Questa coincidenza fu presentita già da un pezzo dal popolo e dai dotti, tutti d'accordo ad ammettere la frequenza della produzione degli uomini di genio ne' paesi, che essendo montuosi offrono una temperatura mite. Il proverbio toscano dice: Montanini scarpe grosse e cervelli fini. Il Vegezio, lib. I, cap. 2 , lasciò scritto: "Plaga coeli non solum ad robur corporum sed etiam animorum facit." Il clima influisce non solo sulla robustezza dei corpi, ma sì bene anche degli animi.

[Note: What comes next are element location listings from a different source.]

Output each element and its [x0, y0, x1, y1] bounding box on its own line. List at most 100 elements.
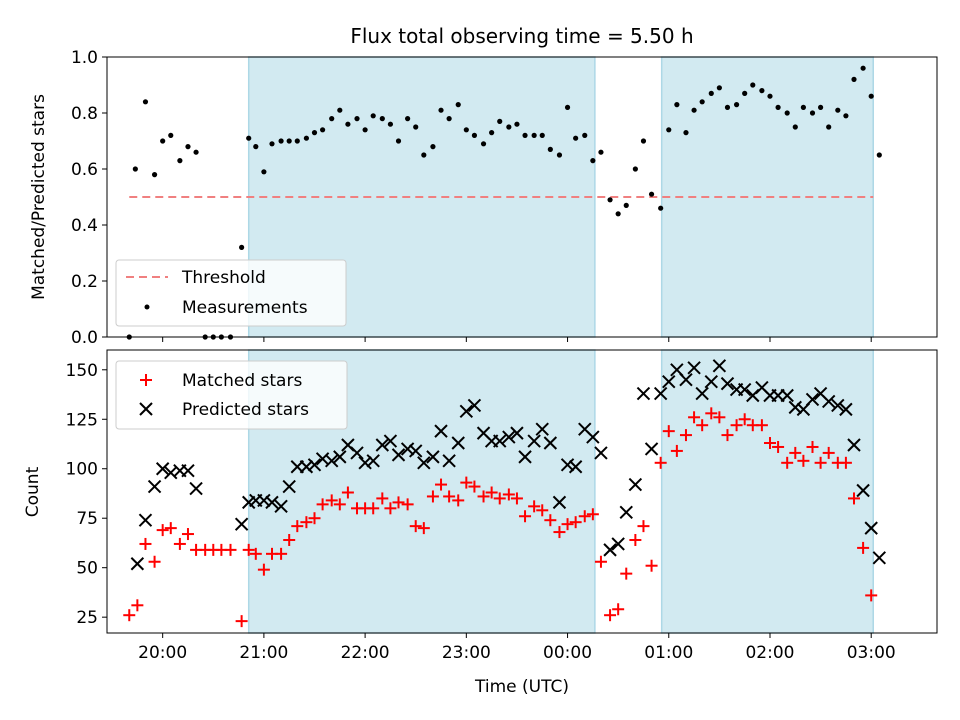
predicted-point [568, 460, 583, 474]
predicted-point-b [831, 398, 845, 413]
predicted-point-b [847, 438, 861, 452]
measurement-point [716, 85, 722, 91]
xtick-label: 21:00 [239, 643, 288, 663]
matched-point [477, 490, 490, 503]
predicted-point-b [234, 517, 249, 531]
predicted-point-b [805, 392, 820, 407]
predicted-point [518, 450, 532, 464]
matched-point [242, 543, 255, 556]
top-ytick-label: 0.0 [71, 328, 98, 348]
predicted-point-b [426, 450, 440, 464]
matched-point [173, 537, 186, 550]
matched-point [772, 440, 785, 453]
predicted-point [493, 434, 507, 448]
matched-point [696, 419, 709, 432]
measurement-point [160, 138, 166, 144]
predicted-point-b [442, 454, 456, 468]
measurement-point [497, 118, 503, 124]
predicted-point-b [628, 477, 643, 492]
matched-point [688, 411, 701, 424]
predicted-point [130, 557, 145, 571]
measurement-point [463, 127, 469, 133]
measurement-point [733, 102, 740, 108]
matched-point [275, 547, 288, 560]
predicted-point [282, 479, 296, 494]
predicted-point [274, 499, 288, 514]
measurement-point [489, 130, 495, 136]
measurement-point [319, 127, 326, 133]
matched-point [384, 502, 397, 515]
predicted-point [417, 456, 431, 470]
predicted-point-b [147, 479, 162, 494]
matched-point [604, 609, 617, 622]
top-ytick-label: 0.4 [71, 216, 98, 236]
matched-point [367, 502, 380, 515]
predicted-point-b [325, 454, 339, 468]
legend-matched-swatch [140, 374, 152, 386]
predicted-point-b [493, 434, 507, 448]
matched-point [797, 454, 810, 467]
predicted-point [543, 436, 558, 450]
measurement-point [547, 146, 553, 152]
count-ylabel: Count [23, 466, 43, 517]
bot-ytick-label: 25 [76, 608, 98, 628]
measurement-point [337, 107, 343, 113]
predicted-point [636, 386, 651, 401]
measurement-point [345, 121, 351, 127]
predicted-point-b [839, 402, 853, 417]
measurement-point [362, 127, 368, 133]
predicted-point-b [712, 359, 727, 373]
predicted-point-b [502, 430, 516, 444]
measurement-point [354, 116, 360, 122]
measurement-point [239, 244, 245, 250]
matched-point [148, 555, 161, 568]
predicted-point [737, 382, 752, 397]
bot-ytick-label: 125 [66, 410, 98, 430]
predicted-point [831, 398, 845, 413]
predicted-point [358, 456, 372, 470]
predicted-point-b [679, 372, 693, 387]
predicted-point [805, 392, 820, 407]
predicted-point-b [856, 483, 870, 498]
measurement-point [868, 93, 874, 99]
measurement-point [767, 93, 773, 99]
predicted-point-b [653, 386, 668, 401]
predicted-point [391, 448, 406, 462]
measurement-point [632, 166, 638, 172]
measurement-point [446, 116, 452, 122]
measurement-point [142, 99, 149, 105]
top-ytick-label: 0.6 [71, 160, 98, 180]
predicted-point-b [350, 446, 364, 460]
predicted-point [695, 386, 709, 401]
predicted-point [350, 446, 364, 460]
measurement-point [623, 202, 629, 208]
predicted-point [467, 398, 482, 413]
predicted-point [409, 444, 423, 458]
predicted-point-b [872, 551, 887, 565]
measurement-point [809, 110, 816, 116]
ratio-legend: Threshold Measurements [115, 259, 347, 327]
xtick-label: 00:00 [543, 643, 592, 663]
measurement-point [303, 135, 310, 141]
predicted-point [459, 404, 474, 419]
predicted-point-b [611, 537, 625, 551]
predicted-point-b [704, 374, 718, 389]
measurement-point [168, 132, 174, 138]
measurement-point [573, 135, 579, 141]
measurement-point [177, 158, 183, 164]
matched-point [679, 429, 692, 442]
matched-point [594, 555, 607, 568]
predicted-point-b [670, 363, 684, 377]
predicted-point-b [409, 444, 423, 458]
matched-point [417, 522, 430, 535]
measurement-point [556, 152, 563, 158]
matched-point [283, 533, 296, 546]
measurement-point [784, 110, 790, 116]
matched-point [755, 419, 768, 432]
measurement-point [724, 104, 731, 110]
matched-point [612, 603, 625, 616]
predicted-point-b [307, 458, 322, 472]
predicted-point-b [476, 426, 491, 440]
predicted-point-b [257, 493, 271, 508]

Atene, egli continua, fu scelta da Minerva per la sua aria sottile, che vi fa nascere gli uomini prudenti." Anche Cicerone più volte ripete come ad Atene, in cui spira l'aria tenue, nascessero gli uomini saggi, e torpidi a Tebe dall'aria grossa; e Petrarca nell'Epistolario, in quella specie di riassunto che ci lasciò di sua vita, fa, con molta insistenza, notare, come tutti i suoi capolavori fossero dettati, od almeno imaginati, in que' suoi ameni e prediletti colli di Val Chiusa. - Michelangelo diceva al Vasari : "Giorgio, se io nulla ho di buono dal mio ingegno, egli è venuto dal nascere dalla sottile aria del vostro paese d'Arezzo" (Vasari, Vita, p. 29). - Muratori in una sua lettera a un Sanese: "Codesta vostr'aria è mirabile, veramente, producendo ingegni così feraci." Pag. 466.

Tutti i paesi di rasa pianura, il Belgio, l'Olanda, o di troppo elevate montagne, come la Svizzera e la Savoia, difettano di uomini grandi, ma più ancora poi ne scarseggiano i paesi paludosi e maremmani.

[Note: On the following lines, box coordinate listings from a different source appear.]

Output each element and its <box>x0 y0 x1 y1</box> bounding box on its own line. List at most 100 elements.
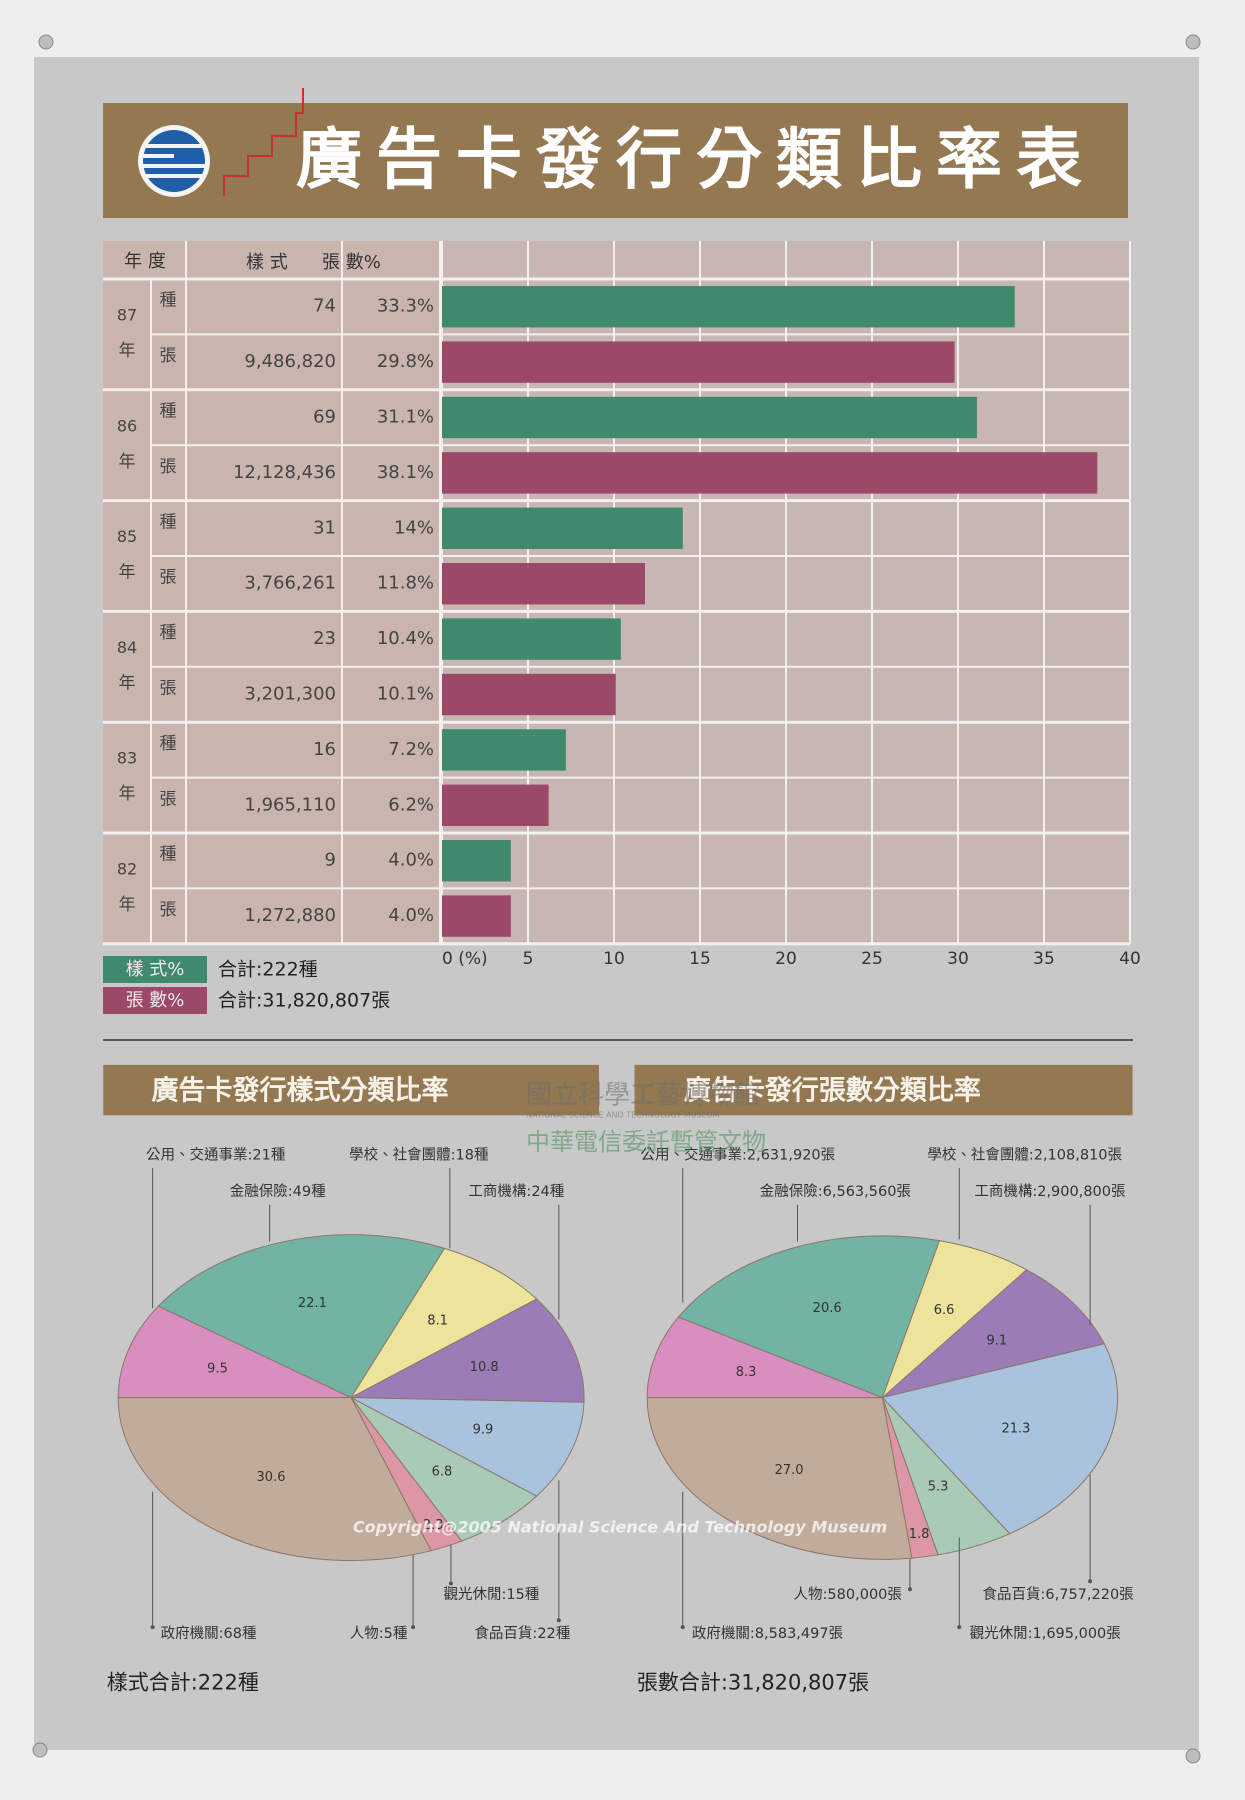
percent-cell: 7.2% <box>388 739 434 760</box>
chart-layer: 年 度樣 式張 數%年度發行佔有比率0 (%)51015202530354087… <box>103 241 1141 1694</box>
pie-footnote: 張數合計:31,820,807張 <box>637 1670 869 1694</box>
x-tick-label: 25 <box>861 949 883 969</box>
legend-total: 合計:31,820,807張 <box>218 990 390 1012</box>
leader-dot <box>150 1625 155 1630</box>
row-label: 種 <box>160 402 177 422</box>
category-label: 工商機構:24種 <box>468 1183 564 1200</box>
slice-label: 6.8 <box>432 1464 453 1479</box>
year-label: 85 <box>117 527 137 546</box>
count-cell: 3,766,261 <box>244 573 336 594</box>
count-cell: 31 <box>313 517 336 538</box>
screw <box>38 34 54 50</box>
count-cell: 1,965,110 <box>244 794 336 815</box>
count-cell: 3,201,300 <box>244 684 336 705</box>
leader-dot <box>680 1625 685 1630</box>
category-label: 政府機關:8,583,497張 <box>692 1625 844 1642</box>
pie-slice <box>881 1343 1119 1535</box>
count-cell: 16 <box>313 739 336 760</box>
slice-label: 9.9 <box>473 1423 494 1438</box>
row-label: 張 <box>160 900 177 920</box>
pie-footnote: 樣式合計:222種 <box>107 1670 259 1694</box>
slice-label: 27.0 <box>775 1463 804 1478</box>
year-suffix: 年 <box>119 452 136 472</box>
logo <box>138 125 210 197</box>
header-count: 張 數% <box>322 252 381 273</box>
percent-cell: 10.1% <box>377 684 434 705</box>
header-year: 年 度 <box>124 251 166 272</box>
percent-cell: 10.4% <box>377 628 434 649</box>
count-cell: 9,486,820 <box>244 351 336 372</box>
x-tick-label: 15 <box>689 949 711 969</box>
x-tick-label: 35 <box>1033 949 1055 969</box>
percent-cell: 29.8% <box>377 351 434 372</box>
slice-label: 22.1 <box>298 1296 327 1311</box>
percent-cell: 33.3% <box>377 296 434 317</box>
title-bar <box>103 103 1128 218</box>
pie-slice <box>882 1269 1105 1399</box>
slice-label: 21.3 <box>1001 1422 1030 1437</box>
bar <box>442 784 549 826</box>
slice-label: 8.1 <box>427 1313 448 1328</box>
pie-title-bar <box>103 1064 599 1116</box>
count-cell: 1,272,880 <box>244 905 336 926</box>
row-label: 張 <box>160 457 177 477</box>
row-label: 種 <box>160 291 177 311</box>
logo-stairs <box>223 88 304 196</box>
legend-label: 樣 式% <box>126 959 185 980</box>
screw <box>1185 34 1201 50</box>
bar <box>442 618 621 660</box>
count-cell: 23 <box>313 628 336 649</box>
category-label: 食品百貨:22種 <box>474 1624 570 1642</box>
leader-dot <box>411 1625 416 1630</box>
header-style: 樣 式 <box>246 252 288 273</box>
pie-slice <box>646 1397 913 1560</box>
count-cell: 12,128,436 <box>233 462 336 483</box>
x-tick-label: 40 <box>1119 949 1141 969</box>
percent-cell: 6.2% <box>388 794 434 815</box>
legend-swatch <box>103 956 207 983</box>
slice-label: 8.3 <box>736 1365 757 1380</box>
bar <box>442 840 511 882</box>
percent-cell: 14% <box>394 517 434 538</box>
legend-swatch <box>103 987 207 1014</box>
percent-cell: 31.1% <box>377 407 434 428</box>
category-label: 人物:580,000張 <box>794 1586 903 1603</box>
x-tick-label: 10 <box>603 949 625 969</box>
main-title: 廣告卡發行分類比率表 <box>296 121 1096 198</box>
year-suffix: 年 <box>119 673 136 693</box>
slice-label: 20.6 <box>813 1301 842 1316</box>
bar <box>442 452 1098 494</box>
year-suffix: 年 <box>119 784 136 804</box>
pie-slice <box>677 1235 941 1399</box>
percent-cell: 38.1% <box>377 462 434 483</box>
watermark-custody: 中華電信委託暫管文物 <box>526 1128 766 1156</box>
slice-label: 6.6 <box>934 1303 955 1318</box>
row-label: 種 <box>160 623 177 643</box>
slice-label: 5.3 <box>928 1479 949 1494</box>
row-label: 種 <box>160 512 177 532</box>
row-label: 張 <box>160 568 177 588</box>
category-label: 金融保險:49種 <box>230 1183 326 1200</box>
year-suffix: 年 <box>119 563 136 583</box>
percent-cell: 4.0% <box>388 850 434 871</box>
pie-title-bar <box>634 1064 1133 1116</box>
year-label: 87 <box>117 306 137 325</box>
slice-label: 1.8 <box>909 1527 930 1542</box>
count-cell: 9 <box>325 850 336 871</box>
x-tick-label: 30 <box>947 949 969 969</box>
leader-dot <box>907 1587 912 1592</box>
bar <box>442 507 683 549</box>
category-label: 公用、交通事業:2,631,920張 <box>640 1145 835 1163</box>
category-label: 公用、交通事業:21種 <box>146 1145 285 1163</box>
bar <box>442 563 645 605</box>
watermark-museum-en: NATIONAL SCIENCE AND TECHNOLOGY MUSEUM <box>526 1111 720 1120</box>
slice-label: 2.3 <box>423 1518 444 1533</box>
watermark-copyright: Copyright@2005 National Science And Tech… <box>353 1518 887 1537</box>
bar <box>442 286 1015 328</box>
category-label: 觀光休閒:1,695,000張 <box>970 1625 1122 1642</box>
pie-slice <box>157 1234 446 1399</box>
category-label: 人物:5種 <box>350 1625 408 1642</box>
x-tick-label: 0 (%) <box>442 949 488 969</box>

Urbino, Pesaro, Forlì, Como, Parma, hanno dato uomini di genio di maggior numero e fama che non Pisa, Padova e Pavia, le tre prime e più antiche città universitarie d'Italia; e basti citare Raffaello, Bramante, Rossini, Morgagni, Spallanzani, Muratori, Falloppio, Volta, Plinio.

Ma per venire ad esempi un po' più dettagliati, noi vediamo Firenze, la città mite di temperatura, ma colligiana per eccellenza, aver fornito all'Italia la più splendida coorte de' suoi grandi, e basti citate [sic] Dante, Giotto, Machiavelli, Lulli, Leonardo, Brunellesco, Guicciardini, Cellini, Beato Angelico, Andrea del Sarto, Nicolini, Capponi.

Invece Pisa, che è in condizioni scientifiche per lo meno sì favorevoli come Firenze, essendo sede di una fiorente università, non offerse (eccezione fatta di qualche guerriero e politico e non in sì gran numero e vaglia come a Firenze, e prova ne sia la sua caduta malgrado i potenti alleati), Pisa dico, non offerse di uomini grandi che Nicola Pisano, Giunta e quel Galileo che ben nacque a Pisa, ma da parenti fiorentini. Ora Pisa differisce da Firenze soltanto per la sua posizione pianigiana.

Noi già vedemmo come la montanina Arezzo fosse ricca di genî, essa che ci diede Michelangelo, Petrarca, Guittone, Guido Bruni, Redi, Cesalpino e Vasari.

Ed in Lombardia i paesi montanini, o laghigiani di Bergamo, Brescia e di Como, hanno un primato per grandi uomini sopra i pianigiani, e citerò Tasso, Mascheroni, Donizetti, Tartaglia, Ugoni, Volta, Parini, Appiani, Maj, Plinio, Cagnola, ecc., a fronte dei quali la bassa Lombardia appena può opporre Alciato, Beccaria, Oriani, Cavalleri, Aselli e Bocaccini. La colligiana Verona produsse Maffei, Paolo Veronese, Catullo, Plinio, Fracastoro, Bianchini, Sammicheli, Cagnola, Tiraboschi, Brusasorsi, Lorgna, Pindemonte; mentre la ricca e dottissima Padova, cui non arridono se non da lungi le apriche colline, offerse all'Italia solo Tito Livio, Cesarotti, Pietro d'Abano e pochi altri.

Genova e Napoli, che riuniscono i vantaggi di un tepido clima e di un suolo marino e colligiano, offersero uomini di genio se in numero non così grande come Firenze, almeno pari in valore, come Colombo, Doria, Vico, Caracciolo, Pergolese, Genovesi, Cirillo, Filangeri.

Anche questa azione indiretta della natura sulla produzione del genio non manca di qualche analogia colla alienazione. Proverbiale è il fatto che nei paesi colligiani gli abitanti sono esposti alla pazzia più che nei pianigiani - quindi l'aria di Monte Baldo - i matti di Collio, di Tellio - sono proverbiali espressioni di un fatto passato nella dicitura volgare e posto in sodo dalla statistica psichiatrica.